Выбрать главу

Новиков горячо обнял Радищева и, оставшись один, еще долго ходил взад и вперед по громадной своей библиотеке. Ему с полок мелькали знакомые обложки им изданных книг и журналов, и домашней кучей лежали неубранные кипы «Древней российской вивлиофики» на полу.

— Да, пообломали сатирику рога! И в масонство подлинное тоже, видать, не пробраться…

Глава десятая

Через десять лет после восшествия на престол Екатерины были присоединены воеводства — Полоцкое, Витебское и Смоленское.

Иезуиты, повсеместно изгнанные, нашли себе радушный прием в России.
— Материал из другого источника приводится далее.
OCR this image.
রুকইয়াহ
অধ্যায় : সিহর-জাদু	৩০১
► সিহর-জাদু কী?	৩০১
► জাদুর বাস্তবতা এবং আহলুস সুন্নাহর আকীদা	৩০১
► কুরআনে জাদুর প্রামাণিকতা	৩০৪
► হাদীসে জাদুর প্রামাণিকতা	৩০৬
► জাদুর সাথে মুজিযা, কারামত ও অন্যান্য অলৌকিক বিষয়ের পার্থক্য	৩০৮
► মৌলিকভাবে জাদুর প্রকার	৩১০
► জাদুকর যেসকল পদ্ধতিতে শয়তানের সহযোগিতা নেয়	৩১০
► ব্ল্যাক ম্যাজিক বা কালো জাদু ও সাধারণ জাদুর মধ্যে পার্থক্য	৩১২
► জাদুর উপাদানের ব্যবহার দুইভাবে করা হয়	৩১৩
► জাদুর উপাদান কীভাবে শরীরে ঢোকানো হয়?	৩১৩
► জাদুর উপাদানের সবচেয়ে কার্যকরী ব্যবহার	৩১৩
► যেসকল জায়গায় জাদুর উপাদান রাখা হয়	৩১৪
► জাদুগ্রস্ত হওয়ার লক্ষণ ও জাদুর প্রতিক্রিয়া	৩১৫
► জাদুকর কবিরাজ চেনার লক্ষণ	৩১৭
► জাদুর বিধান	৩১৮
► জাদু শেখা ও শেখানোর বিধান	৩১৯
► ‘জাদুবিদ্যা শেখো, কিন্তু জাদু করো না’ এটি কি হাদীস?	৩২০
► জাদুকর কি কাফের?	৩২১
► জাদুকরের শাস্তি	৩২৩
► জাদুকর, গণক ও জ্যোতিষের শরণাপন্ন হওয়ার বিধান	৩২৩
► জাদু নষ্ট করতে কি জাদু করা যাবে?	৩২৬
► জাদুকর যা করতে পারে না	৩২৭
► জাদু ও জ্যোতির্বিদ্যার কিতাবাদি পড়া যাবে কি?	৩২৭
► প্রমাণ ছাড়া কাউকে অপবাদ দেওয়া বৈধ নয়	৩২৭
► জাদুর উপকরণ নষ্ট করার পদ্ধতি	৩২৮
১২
Екатерина, не сносясь с Римом, самовольно назначила епископом латинских церквей в Белоруссии Сестренцевича. Литвин по рождению, реформат, принявший католичество и поэтому отнюдь не фанатик, Сестренцевич отмечен и выделен был императрицей после великолепно им сказанной проповеди по поводу неудавшегося покушения на короля Станислава Понятовского. Покушение организовано было патриотами, недовольными этим «московским ставленником», бывшим фаворитом Екатерины. Назначая Сестренцевича, Екатерина давала понять самому папе, что латинская церковь в ее владениях обойтись может без его участия.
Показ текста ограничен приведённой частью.